Le résultat de juin survient après une période où l’indice composite évoluait sous 50, et la surprise positive suggère un élan à court terme plus solide que ce qu’indiquaient les prévisions. Le PMI est établi à partir de réponses à des sondages dans l’industrie manufacturière et les services, et sert d’indicateur opportun de la production, des nouvelles commandes et des tendances de l’emploi.
Amélioration des perspectives pour l’économie de la zone euro et les marchés d’actifs
L’économie de la zone euro a atteint un point de stabilisation en juin, avec un PMI composite à 50, ce qui est meilleur que le 49,5 attendu. Cette surprise positive laisse croire que le récent repli pourrait avoir touché un creux, ce qui déplace notre attention vers une reprise potentielle. Nous y voyons un signal pour ajuster nos positions en faveur d’un scénario européen plus constructif au cours des prochaines semaines.
Ces données s’inscrivent dans un contexte délicat, alors que la Banque centrale européenne doit composer avec une inflation tenace et une croissance molle. Les plus récentes données d’Eurostat ont montré une inflation sous-jacente à 2,7 %, ce qui rend des baisses de taux supplémentaires à très court terme moins probables malgré la faiblesse économique récente. Cette lecture du PMI renforce l’argument en faveur d’un statu quo de la BCE, ce qui pourrait pousser les rendements obligataires à court terme à la hausse.
Nous privilégions des options d’achat (calls) sur l’indice Euro Stoxx 50 comme principal véhicule pour s’exposer à ce possible point d’inflexion. L’amélioration du sentiment économique, surtout dans le secteur des services — dominant — qui affiche maintenant 52,1, devrait soutenir les titres européens de premier ordre. Nous favoriserons des calls hors du cours (out-of-the-money) avec des échéances en août et septembre afin de capter un mouvement haussier plus durable.

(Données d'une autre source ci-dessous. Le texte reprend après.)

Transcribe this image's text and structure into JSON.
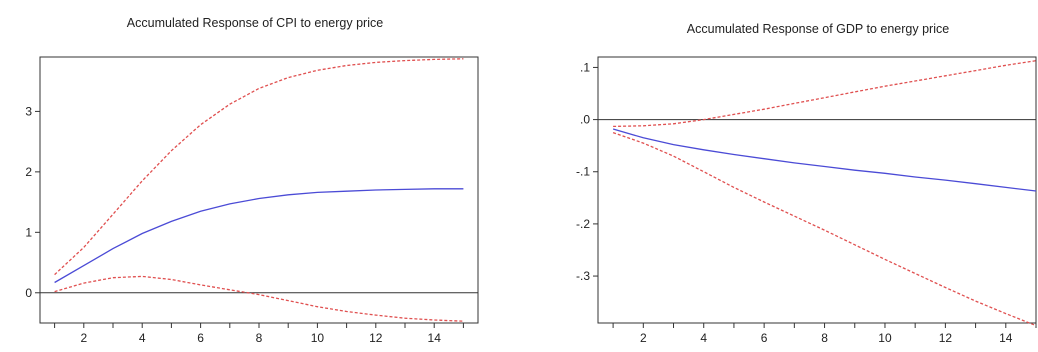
{
  "chart_data": [
    {
      "type": "line",
      "title": "Accumulated Response of CPI to energy price",
      "xlabel": "",
      "ylabel": "",
      "xlim": [
        0.5,
        15.5
      ],
      "ylim": [
        -0.5,
        3.9
      ],
      "x_ticks": [
        2,
        4,
        6,
        8,
        10,
        12,
        14
      ],
      "y_ticks": [
        0,
        1,
        2,
        3
      ],
      "y_tick_labels": [
        "0",
        "1",
        "2",
        "3"
      ],
      "zero_line": true,
      "grid": false,
      "legend": "none",
      "x": [
        1,
        2,
        3,
        4,
        5,
        6,
        7,
        8,
        9,
        10,
        11,
        12,
        13,
        14,
        15
      ],
      "series": [
        {
          "role": "response",
          "color": "#4b4bd6",
          "dash": "solid",
          "values": [
            0.17,
            0.45,
            0.73,
            0.98,
            1.18,
            1.35,
            1.47,
            1.56,
            1.62,
            1.66,
            1.68,
            1.7,
            1.71,
            1.72,
            1.72
          ]
        },
        {
          "role": "upper-band",
          "color": "#e05050",
          "dash": "dashed",
          "values": [
            0.3,
            0.75,
            1.3,
            1.85,
            2.35,
            2.78,
            3.12,
            3.38,
            3.56,
            3.68,
            3.76,
            3.81,
            3.84,
            3.86,
            3.87
          ]
        },
        {
          "role": "lower-band",
          "color": "#e05050",
          "dash": "dashed",
          "values": [
            0.02,
            0.16,
            0.25,
            0.27,
            0.22,
            0.13,
            0.05,
            -0.03,
            -0.13,
            -0.23,
            -0.31,
            -0.37,
            -0.42,
            -0.45,
            -0.47
          ]
        }
      ]
    },
    {
      "type": "line",
      "title": "Accumulated Response of GDP to energy price",
      "xlabel": "",
      "ylabel": "",
      "xlim": [
        0.5,
        15.0
      ],
      "ylim": [
        -0.39,
        0.12
      ],
      "x_ticks": [
        2,
        4,
        6,
        8,
        10,
        12,
        14
      ],
      "y_ticks": [
        0.1,
        0.0,
        -0.1,
        -0.2,
        -0.3
      ],
      "y_tick_labels": [
        ".1",
        ".0",
        "-.1",
        "-.2",
        "-.3"
      ],
      "zero_line": true,
      "grid": false,
      "legend": "none",
      "x": [
        1,
        2,
        3,
        4,
        5,
        6,
        7,
        8,
        9,
        10,
        11,
        12,
        13,
        14,
        15
      ],
      "series": [
        {
          "role": "response",
          "color": "#4b4bd6",
          "dash": "solid",
          "values": [
            -0.018,
            -0.035,
            -0.048,
            -0.058,
            -0.067,
            -0.075,
            -0.083,
            -0.09,
            -0.097,
            -0.103,
            -0.11,
            -0.116,
            -0.123,
            -0.13,
            -0.137
          ]
        },
        {
          "role": "upper-band",
          "color": "#e05050",
          "dash": "dashed",
          "values": [
            -0.013,
            -0.012,
            -0.008,
            0.0,
            0.01,
            0.02,
            0.031,
            0.042,
            0.053,
            0.064,
            0.074,
            0.084,
            0.094,
            0.104,
            0.113
          ]
        },
        {
          "role": "lower-band",
          "color": "#e05050",
          "dash": "dashed",
          "values": [
            -0.025,
            -0.045,
            -0.07,
            -0.1,
            -0.13,
            -0.158,
            -0.185,
            -0.212,
            -0.24,
            -0.268,
            -0.295,
            -0.322,
            -0.348,
            -0.372,
            -0.395
          ]
        }
      ]
    }
  ]
}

Conséquences pour les marchés des devises et des titres à revenu fixe
Sur les marchés des devises, nous estimons que cela renforce l’euro face au dollar américain. Alors que la Réserve fédérale laisse entrevoir une possible pause plus tard cette année, dans un contexte de modération des données sur l’emploi aux États-Unis, cette publication positive en zone euro alimente un narratif de divergence des politiques monétaires. Nous structurerons des positions haussières sur l’EUR/USD, probablement au moyen d’écarts d’options d’achat (call spreads) pour limiter le coût de la prime, tout en visant un mouvement vers le niveau de 1,10.

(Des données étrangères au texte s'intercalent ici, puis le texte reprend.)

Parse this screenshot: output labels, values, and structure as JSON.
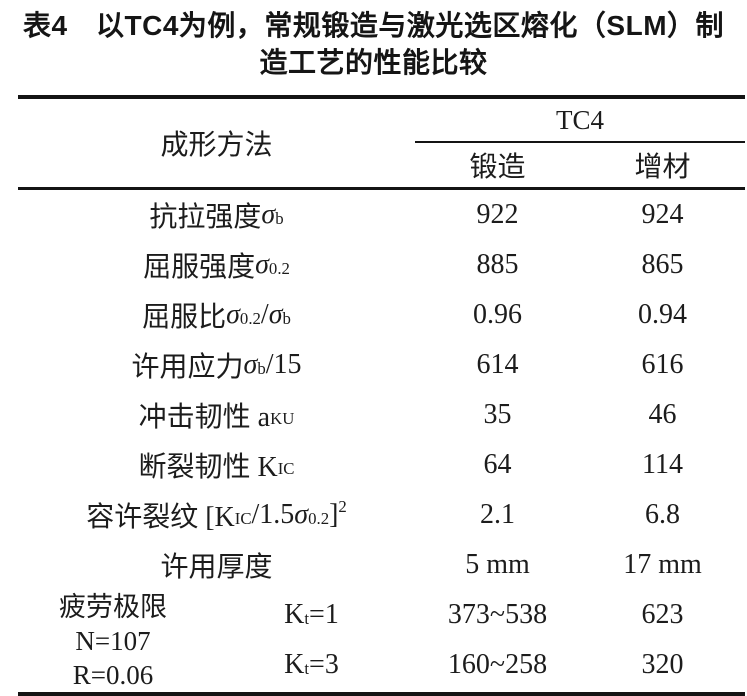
{
  "title": {
    "line1": "表4　以TC4为例，常规锻造与激光选区熔化（SLM）制",
    "line2": "造工艺的性能比较"
  },
  "table": {
    "header": {
      "method_label": "成形方法",
      "group_label": "TC4",
      "col_forged": "锻造",
      "col_additive": "增材"
    },
    "rows": [
      {
        "segs": [
          {
            "t": "t",
            "v": "抗拉强度 "
          },
          {
            "t": "i",
            "v": "σ"
          },
          {
            "t": "sub",
            "v": "b"
          }
        ],
        "forged": "922",
        "additive": "924"
      },
      {
        "segs": [
          {
            "t": "t",
            "v": "屈服强度 "
          },
          {
            "t": "i",
            "v": "σ"
          },
          {
            "t": "sub",
            "v": "0.2"
          }
        ],
        "forged": "885",
        "additive": "865"
      },
      {
        "segs": [
          {
            "t": "t",
            "v": "屈服比 "
          },
          {
            "t": "i",
            "v": "σ"
          },
          {
            "t": "sub",
            "v": "0.2"
          },
          {
            "t": "t",
            "v": "/"
          },
          {
            "t": "i",
            "v": "σ"
          },
          {
            "t": "sub",
            "v": "b"
          }
        ],
        "forged": "0.96",
        "additive": "0.94"
      },
      {
        "segs": [
          {
            "t": "t",
            "v": "许用应力 "
          },
          {
            "t": "i",
            "v": "σ"
          },
          {
            "t": "sub",
            "v": "b"
          },
          {
            "t": "t",
            "v": "/15"
          }
        ],
        "forged": "614",
        "additive": "616"
      },
      {
        "segs": [
          {
            "t": "t",
            "v": "冲击韧性 a"
          },
          {
            "t": "sub",
            "v": "KU"
          }
        ],
        "forged": "35",
        "additive": "46"
      },
      {
        "segs": [
          {
            "t": "t",
            "v": "断裂韧性 K"
          },
          {
            "t": "sub",
            "v": "IC"
          }
        ],
        "forged": "64",
        "additive": "114"
      },
      {
        "segs": [
          {
            "t": "t",
            "v": "容许裂纹 [K"
          },
          {
            "t": "sub",
            "v": "IC"
          },
          {
            "t": "t",
            "v": "/1.5"
          },
          {
            "t": "i",
            "v": "σ"
          },
          {
            "t": "sub",
            "v": "0.2"
          },
          {
            "t": "t",
            "v": "]"
          },
          {
            "t": "sup",
            "v": "2"
          }
        ],
        "forged": "2.1",
        "additive": "6.8"
      },
      {
        "segs": [
          {
            "t": "t",
            "v": "许用厚度"
          }
        ],
        "forged": "5 mm",
        "additive": "17 mm"
      }
    ],
    "fatigue": {
      "label_lines": [
        "疲劳极限",
        "N=107",
        "R=0.06"
      ],
      "subrows": [
        {
          "segs": [
            {
              "t": "t",
              "v": "K"
            },
            {
              "t": "sub",
              "v": "t"
            },
            {
              "t": "t",
              "v": "=1"
            }
          ],
          "forged": "373~538",
          "additive": "623"
        },
        {
          "segs": [
            {
              "t": "t",
              "v": "K"
            },
            {
              "t": "sub",
              "v": "t"
            },
            {
              "t": "t",
              "v": "=3"
            }
          ],
          "forged": "160~258",
          "additive": "320"
        }
      ]
    }
  }
}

La probabilité réduite de baisses de taux de la BCE à court terme suggère de se positionner pour des rendements plus élevés. Nous envisagerons d’acheter des options de vente (puts) sur les contrats à terme de Bund allemand, puisque la réévaluation des attentes de politique monétaire devrait peser sur les prix des obligations d’État. Historiquement, les passages de la contraction à la stabilisation, comme celui observé à la fin de 2012, ont mené à une correction de la dette souveraine, alors que la demande pour les actifs refuges se résorbe.